Genetics. 2009 May;182(1):295-301. doi: 10.1534/genetics.109.100479. Epub 2009 Mar 16.
A new generation of high-throughput sequencing strategies will soon lead to the acquisition of high-coverage genomic profiles of hundreds to thousands of individuals within species, generating unprecedented levels of information on the frequencies of nucleotides segregating at individual sites. However, because these new technologies are error prone and yield uneven coverage of alleles in diploid individuals, they also introduce the need for novel methods for analyzing the raw read data. A maximum-likelihood method for the estimation of allele frequencies is developed, eliminating both the need to arbitrarily discard individuals with low coverage and the requirement for an extrinsic measure of the sequence error rate.
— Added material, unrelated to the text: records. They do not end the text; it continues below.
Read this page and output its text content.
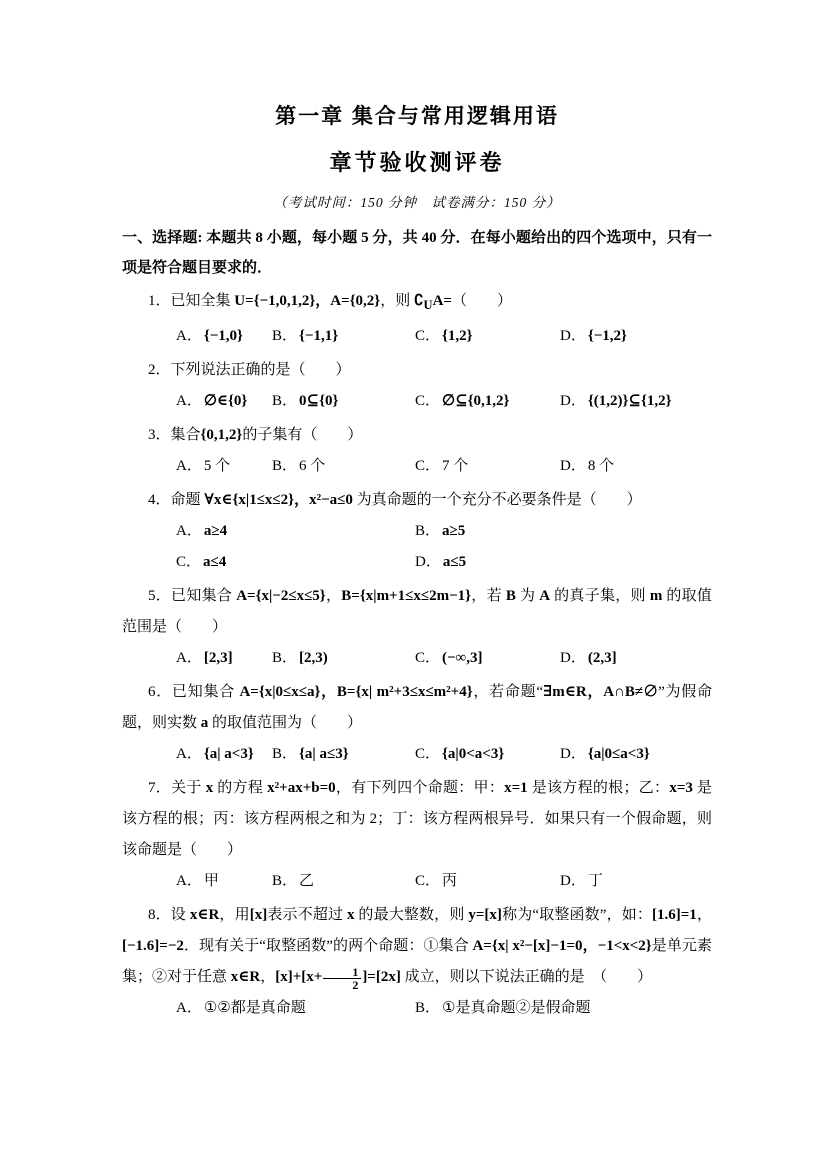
第一章 集合与常用逻辑用语
章节验收测评卷
（考试时间：150 分钟　试卷满分：150 分）
一、选择题: 本题共 8 小题，每小题 5 分，共 40 分．在每小题给出的四个选项中，只有一项是符合题目要求的．

1．已知全集 U={−1,0,1,2}，A={0,2}，则 $∁_UA=$（　　）

A． {−1,0}	B． {−1,1}	C． {1,2}	D． {−1,2}

2．下列说法正确的是（　　）

A． ∅∈{0}	B． 0⊆{0}	C． ∅⊆{0,1,2}	D． {(1,2)}⊆{1,2}

3．集合{0,1,2}的子集有（　　）

A． 5 个	B． 6 个	C． 7 个	D． 8 个

4．命题 ∀x∈{x|1≤x≤2}，x²−a≤0 为真命题的一个充分不必要条件是（　　）

A． a≥4	B． a≥5
C． a≤4	D． a≤5

5．已知集合 A={x|−2≤x≤5}，B={x|m+1≤x≤2m−1}，若 B 为 A 的真子集，则 m 的取值范围是（　　）

A． [2,3]	B． [2,3)	C． (−∞,3]	D． (2,3]

6．已知集合 A={x|0≤x≤a}，B={x| m²+3≤x≤m²+4}，若命题“∃m∈R，A∩B≠∅”为假命题，则实数 a 的取值范围为（　　）

A． {a| a<3}	B． {a| a≤3}	C． {a|0<a<3}	D． {a|0≤a<3}

7．关于 x 的方程 x²+ax+b=0，有下列四个命题：甲：x=1 是该方程的根；乙：x=3 是该方程的根；丙：该方程两根之和为 2；丁：该方程两根异号．如果只有一个假命题，则该命题是（　　）

A． 甲	B． 乙	C． 丙	D． 丁

8．设 x∈R，用[x]表示不超过 x 的最大整数，则 y=[x]称为“取整函数”，如：[1.6]=1，[−1.6]=−2．现有关于“取整函数”的两个命题：①集合 A={x| x²−[x]−1=0，−1<x<2}是单元素集；②对于任意 x∈R，$[x]+[x+ \frac{1}{2} ]=[2x]$ 成立，则以下说法正确的是　（　　）

A． ①②都是真命题	B． ①是真命题②是假命题
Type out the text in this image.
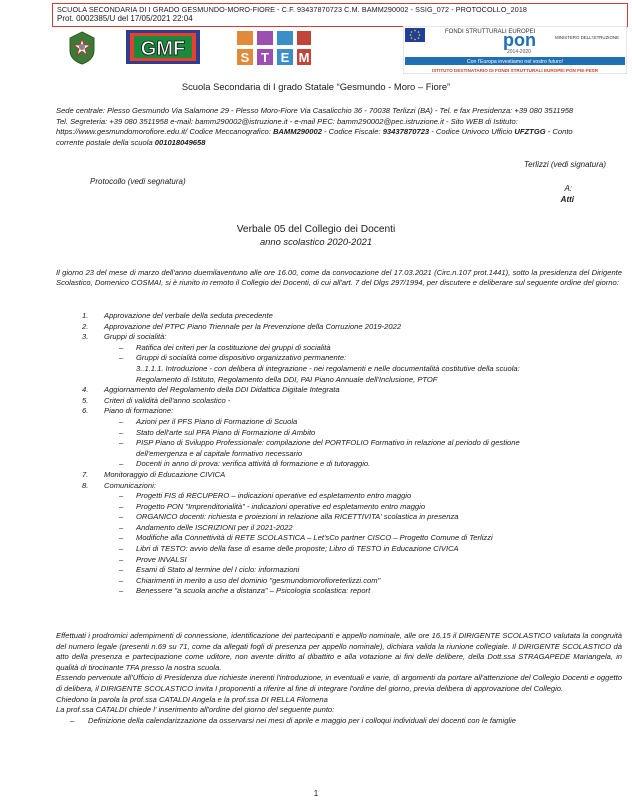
SCUOLA SECONDARIA DI I GRADO GESMUNDO-MORO-FIORE - C.F. 93437870723 C.M. BAMM290002 - SSIG_072 - PROTOCOLLO_2018
Prot. 0002385/U del 17/05/2021 22:04
GMF	S T E M
STEM
FONDI STRUTTURALI EUROPEI
pon
2014-2020
MINISTERO DELL'ISTRUZIONE
Con l'Europa investiamo nel vostro futuro!
ISTITUTO DESTINATARIO DI FONDI STRUTTURALI EUROPEI PON FIE-FESR
Scuola Secondaria di I grado Statale “Gesmundo - Moro – Fiore”
Sede centrale: Plesso Gesmundo Via Salamone 29 - Plesso Moro-Fiore Via Casalicchio 36 - 70038 Terlizzi (BA) - Tel. e fax Presidenza: +39 080 3511958
Tel. Segreteria: +39 080 3511958 e-mail: bamm290002@istruzione.it - e-mail PEC: bamm290002@pec.istruzione.it - Sito WEB di Istituto:
https://www.gesmundomorofiore.edu.it/ Codice Meccanografico: BAMM290002 - Codice Fiscale: 93437870723 - Codice Univoco Ufficio UFZTGG - Conto
corrente postale della scuola 001018049658
Terlizzi (vedi signatura)
Protocollo (vedi segnatura)
A:
Atti
Verbale 05 del Collegio dei Docenti
anno scolastico 2020-2021
Il giorno 23 del mese di marzo dell'anno duemilaventuno alle ore 16.00, come da convocazione del 17.03.2021 (Circ.n.107 prot.1441), sotto la presidenza del Dirigente Scolastico, Domenico COSMAI, si è riunito in remoto il Collegio dei Docenti, di cui all'art. 7 del Dlgs 297/1994, per discutere e deliberare sul seguente ordine del giorno:
1. Approvazione del verbale della seduta precedente
2. Approvazione del PTPC Piano Triennale per la Prevenzione della Corruzione 2019-2022
3. Gruppi di socialità:
– Ratifica dei criteri per la costituzione dei gruppi di socialità
– Gruppi di socialità come dispositivo organizzativo permanente:
3..1.1.1. Introduzione - con delibera di integrazione - nei regolamenti e nelle documentalità costitutive della scuola:
Regolamento di Istituto, Regolamento della DDI, PAI Piano Annuale dell'Inclusione, PTOF
4. Aggiornamento del Regolamento della DDI Didattica Digitale Integrata
5. Criteri di validità dell'anno scolastico -
6. Piano di formazione:
– Azioni per il PFS Piano di Formazione di Scuola
– Stato dell'arte sul PFA Piano di Formazione di Ambito
– PISP Piano di Sviluppo Professionale: compilazione del PORTFOLIO Formativo in relazione al periodo di gestione
dell'emergenza e al capitale formativo necessario
– Docenti in anno di prova: verifica attività di formazione e di tutoraggio.
7. Monitoraggio di Educazione CIVICA
8. Comunicazioni:
– Progetti FIS di RECUPERO – indicazioni operative ed espletamento entro maggio
– Progetto PON "Imprenditorialità" - indicazioni operative ed espletamento entro maggio
– ORGANICO docenti: richiesta e proiezioni in relazione alla RICETTIVITA' scolastica in presenza
– Andamento delle ISCRIZIONI per il 2021-2022
– Modifiche alla Connettività di RETE SCOLASTICA – Let'sCo partner CISCO – Progetto Comune di Terlizzi
– Libri di TESTO: avvio della fase di esame delle proposte; Libro di TESTO in Educazione CIVICA
– Prove INVALSI
– Esami di Stato al termine del I ciclo: informazioni
– Chiarimenti in merito a uso del dominio "gesmundomorofioreterlizzi.com"
– Benessere "a scuola anche a distanza" – Psicologia scolastica: report

Effettuati i prodromici adempimenti di connessione, identificazione dei partecipanti e appello nominale, alle ore 16.15 il DIRIGENTE SCOLASTICO valutata la congruità del numero legale (presenti n.69 su 71, come da allegati fogli di presenza per appello nominale), dichiara valida la riunione collegiale. Il DIRIGENTE SCOLASTICO dà atto della presenza e partecipazione come uditore, non avente diritto al dibattito e alla votazione ai fini delle delibere, della Dott.ssa STRAGAPEDE Mariangela, in qualità di tirocinante TFA presso la nostra scuola.

Essendo pervenute all'Ufficio di Presidenza due richieste inerenti l'introduzione, in eventuali e varie, di argomenti da portare all'attenzione del Collegio Docenti e oggetto di delibera, il DIRIGENTE SCOLASTICO invita I proponenti a riferire al fine di integrare l'ordine del giorno, previa delibera di approvazione del Collegio.

Chiedono la parola la prof.ssa CATALDI Angela e la prof.ssa DI RELLA Filomena

La prof.ssa CATALDI chiede l' inserimento all'ordine del giorno del seguente punto:

– Definizione della calendarizzazione da osservarsi nei mesi di aprile e maggio per i colloqui individuali dei docenti con le famiglie
1
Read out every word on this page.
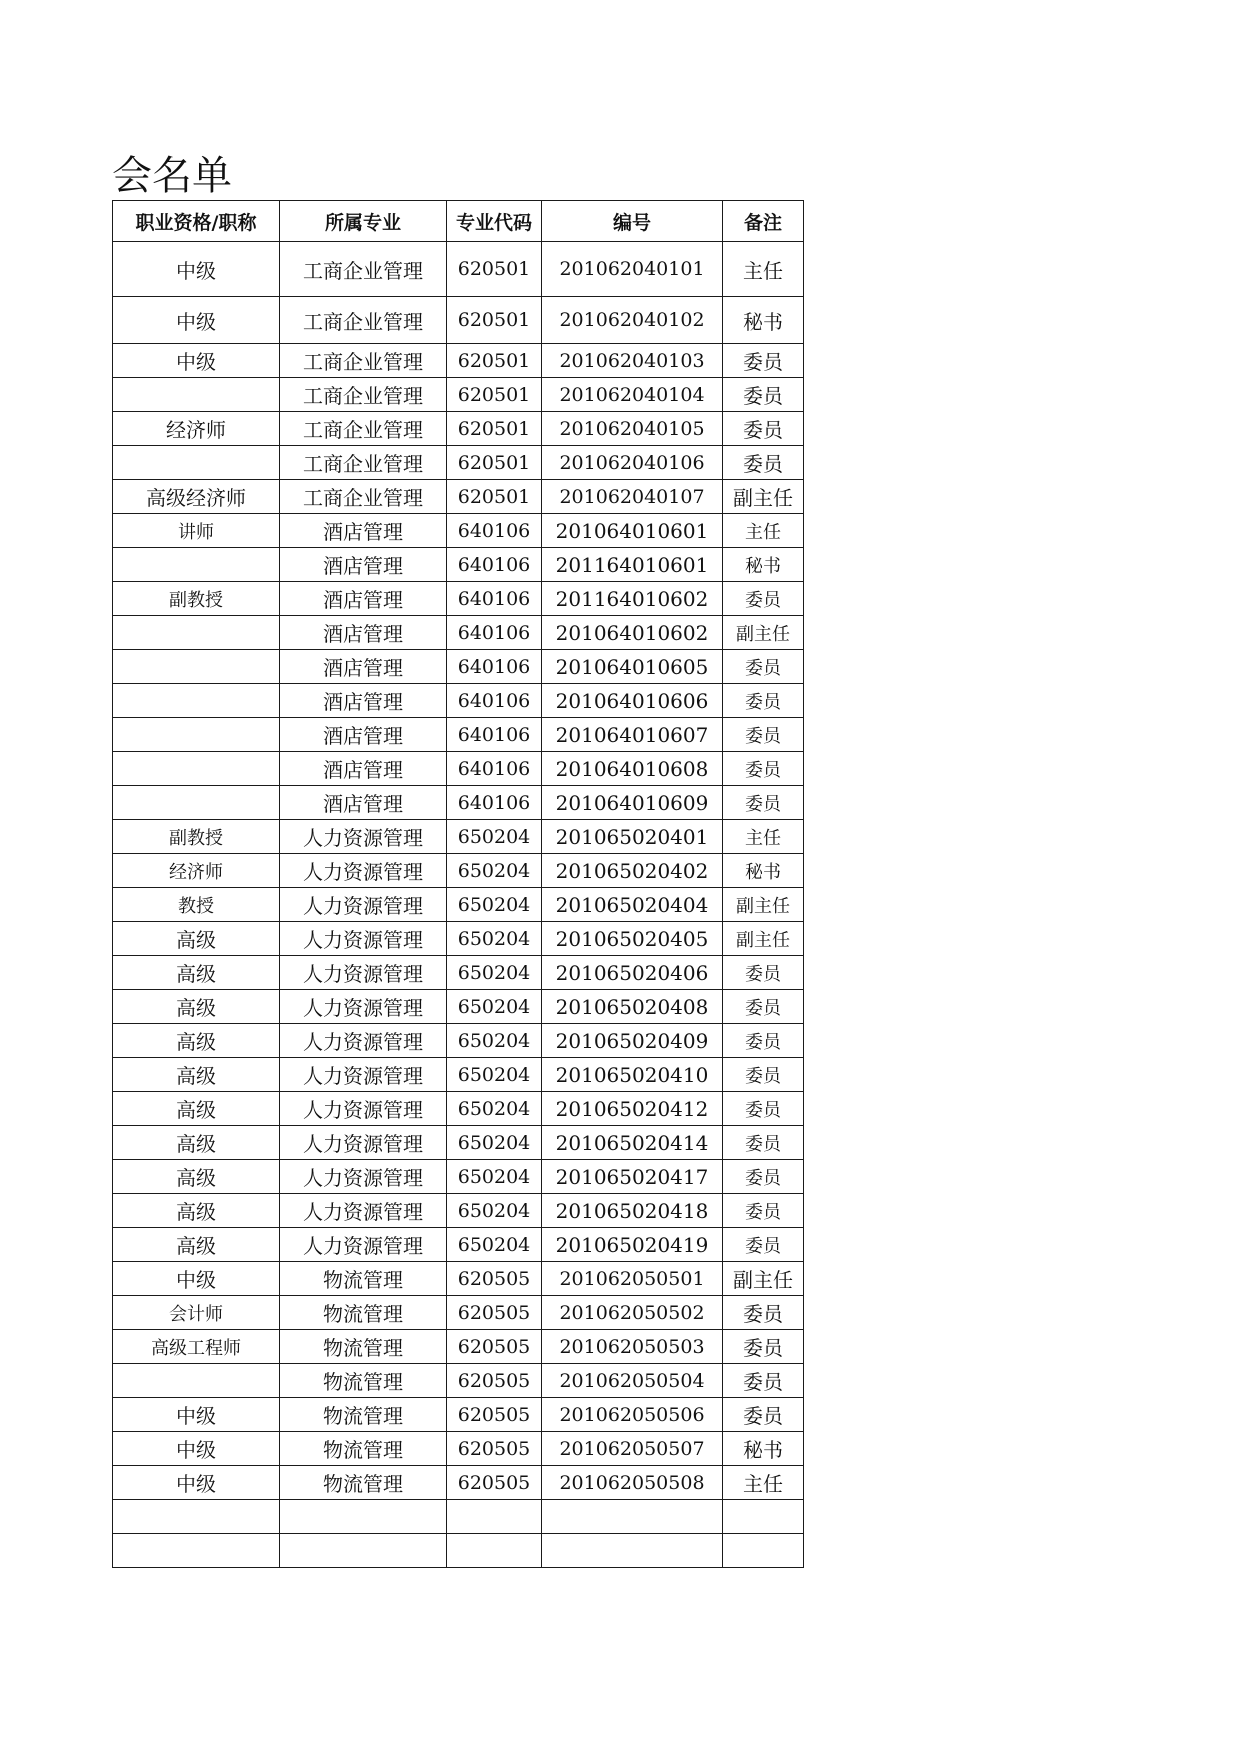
会名单
职业资格/职称	所属专业	专业代码	编号	备注
中级	工商企业管理	620501	201062040101	主任
中级	工商企业管理	620501	201062040102	秘书
中级	工商企业管理	620501	201062040103	委员
	工商企业管理	620501	201062040104	委员
经济师	工商企业管理	620501	201062040105	委员
	工商企业管理	620501	201062040106	委员
高级经济师	工商企业管理	620501	201062040107	副主任
讲师	酒店管理	640106	201064010601	主任
	酒店管理	640106	201164010601	秘书
副教授	酒店管理	640106	201164010602	委员
	酒店管理	640106	201064010602	副主任
	酒店管理	640106	201064010605	委员
	酒店管理	640106	201064010606	委员
	酒店管理	640106	201064010607	委员
	酒店管理	640106	201064010608	委员
	酒店管理	640106	201064010609	委员
副教授	人力资源管理	650204	201065020401	主任
经济师	人力资源管理	650204	201065020402	秘书
教授	人力资源管理	650204	201065020404	副主任
高级	人力资源管理	650204	201065020405	副主任
高级	人力资源管理	650204	201065020406	委员
高级	人力资源管理	650204	201065020408	委员
高级	人力资源管理	650204	201065020409	委员
高级	人力资源管理	650204	201065020410	委员
高级	人力资源管理	650204	201065020412	委员
高级	人力资源管理	650204	201065020414	委员
高级	人力资源管理	650204	201065020417	委员
高级	人力资源管理	650204	201065020418	委员
高级	人力资源管理	650204	201065020419	委员
中级	物流管理	620505	201062050501	副主任
会计师	物流管理	620505	201062050502	委员
高级工程师	物流管理	620505	201062050503	委员
	物流管理	620505	201062050504	委员
中级	物流管理	620505	201062050506	委员
中级	物流管理	620505	201062050507	秘书
中级	物流管理	620505	201062050508	主任
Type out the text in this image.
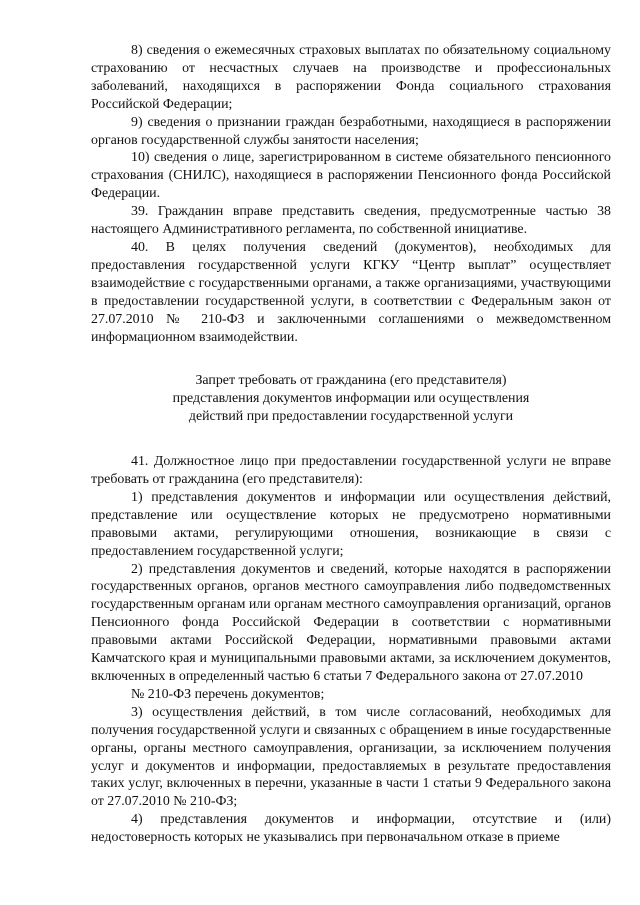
8) сведения о ежемесячных страховых выплатах по обязательному социальному страхованию от несчастных случаев на производстве и профессиональных заболеваний, находящихся в распоряжении Фонда социального страхования Российской Федерации;

9) сведения о признании граждан безработными, находящиеся в распоряжении органов государственной службы занятости населения;

10) сведения о лице, зарегистрированном в системе обязательного пенсионного страхования (СНИЛС), находящиеся в распоряжении Пенсионного фонда Российской Федерации.

39. Гражданин вправе представить сведения, предусмотренные частью 38 настоящего Административного регламента, по собственной инициативе.

40. В целях получения сведений (документов), необходимых для предоставления государственной услуги КГКУ “Центр выплат” осуществляет взаимодействие с государственными органами, а также организациями, участвующими в предоставлении государственной услуги, в соответствии с Федеральным закон от 27.07.2010 № 210-ФЗ и заключенными соглашениями о межведомственном информационном взаимодействии.

Запрет требовать от гражданина (его представителя)
представления документов информации или осуществления
действий при предоставлении государственной услуги

41. Должностное лицо при предоставлении государственной услуги не вправе требовать от гражданина (его представителя):

1) представления документов и информации или осуществления действий, представление или осуществление которых не предусмотрено нормативными правовыми актами, регулирующими отношения, возникающие в связи с предоставлением государственной услуги;

2) представления документов и сведений, которые находятся в распоряжении государственных органов, органов местного самоуправления либо подведомственных государственным органам или органам местного самоуправления организаций, органов Пенсионного фонда Российской Федерации в соответствии с нормативными правовыми актами Российской Федерации, нормативными правовыми актами Камчатского края и муниципальными правовыми актами, за исключением документов, включенных в определенный частью 6 статьи 7 Федерального закона от 27.07.2010

№ 210-ФЗ перечень документов;

3) осуществления действий, в том числе согласований, необходимых для получения государственной услуги и связанных с обращением в иные государственные органы, органы местного самоуправления, организации, за исключением получения услуг и документов и информации, предоставляемых в результате предоставления таких услуг, включенных в перечни, указанные в части 1 статьи 9 Федерального закона от 27.07.2010 № 210-ФЗ;

4) представления документов и информации, отсутствие и (или) недостоверность которых не указывались при первоначальном отказе в приеме
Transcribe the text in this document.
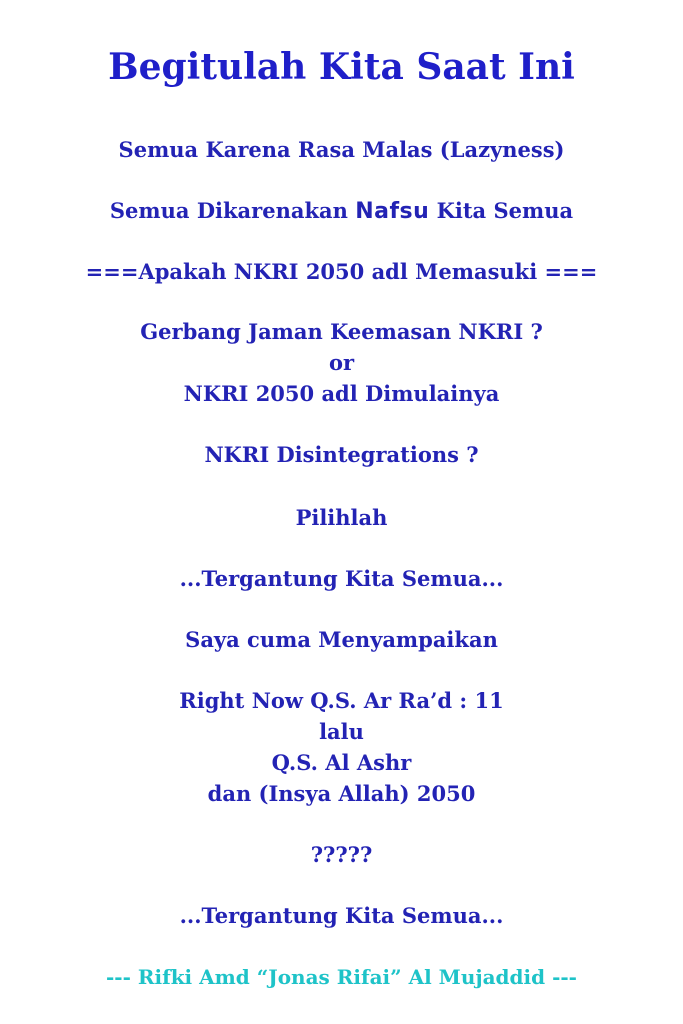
Begitulah Kita Saat Ini
Semua Karena Rasa Malas (Lazyness)
Semua Dikarenakan Nafsu Kita Semua
===Apakah NKRI 2050 adl Memasuki ===
Gerbang Jaman Keemasan NKRI ?
or
NKRI 2050 adl Dimulainya
NKRI Disintegrations ?
Pilihlah
...Tergantung Kita Semua...
Saya cuma Menyampaikan
Right Now Q.S. Ar Ra’d : 11
lalu
Q.S. Al Ashr
dan (Insya Allah) 2050
?????
...Tergantung Kita Semua...
--- Rifki Amd “Jonas Rifai” Al Mujaddid ---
The resultant estimates are nearly unbiased with asymptotically minimal sampling variance, thereby defining the limits to our ability to estimate population-genetic parameters and providing a logical basis for the optimal design of population-genomic surveys.
新一代高通量测序策略很快将带来物种内数百至数千个体的高覆盖基因组图谱的获取,产生关于单个位点核苷酸分离频率的前所未有的信息量。然而,由于这些新技术容易出错且在二倍体个体中产生等位基因覆盖不均的情况,它们也带来了对分析原始读取数据的新方法的需求。开发了一种用于估计等位基因频率的最大似然方法,既消除了任意舍弃低覆盖个体的需要,也消除了对序列错误率进行外部测量的要求。所得估计几乎无偏差,渐近采样方差最小,从而确定了我们估计群体遗传参数能力的极限,并为群体基因组调查的优化设计提供了逻辑基础。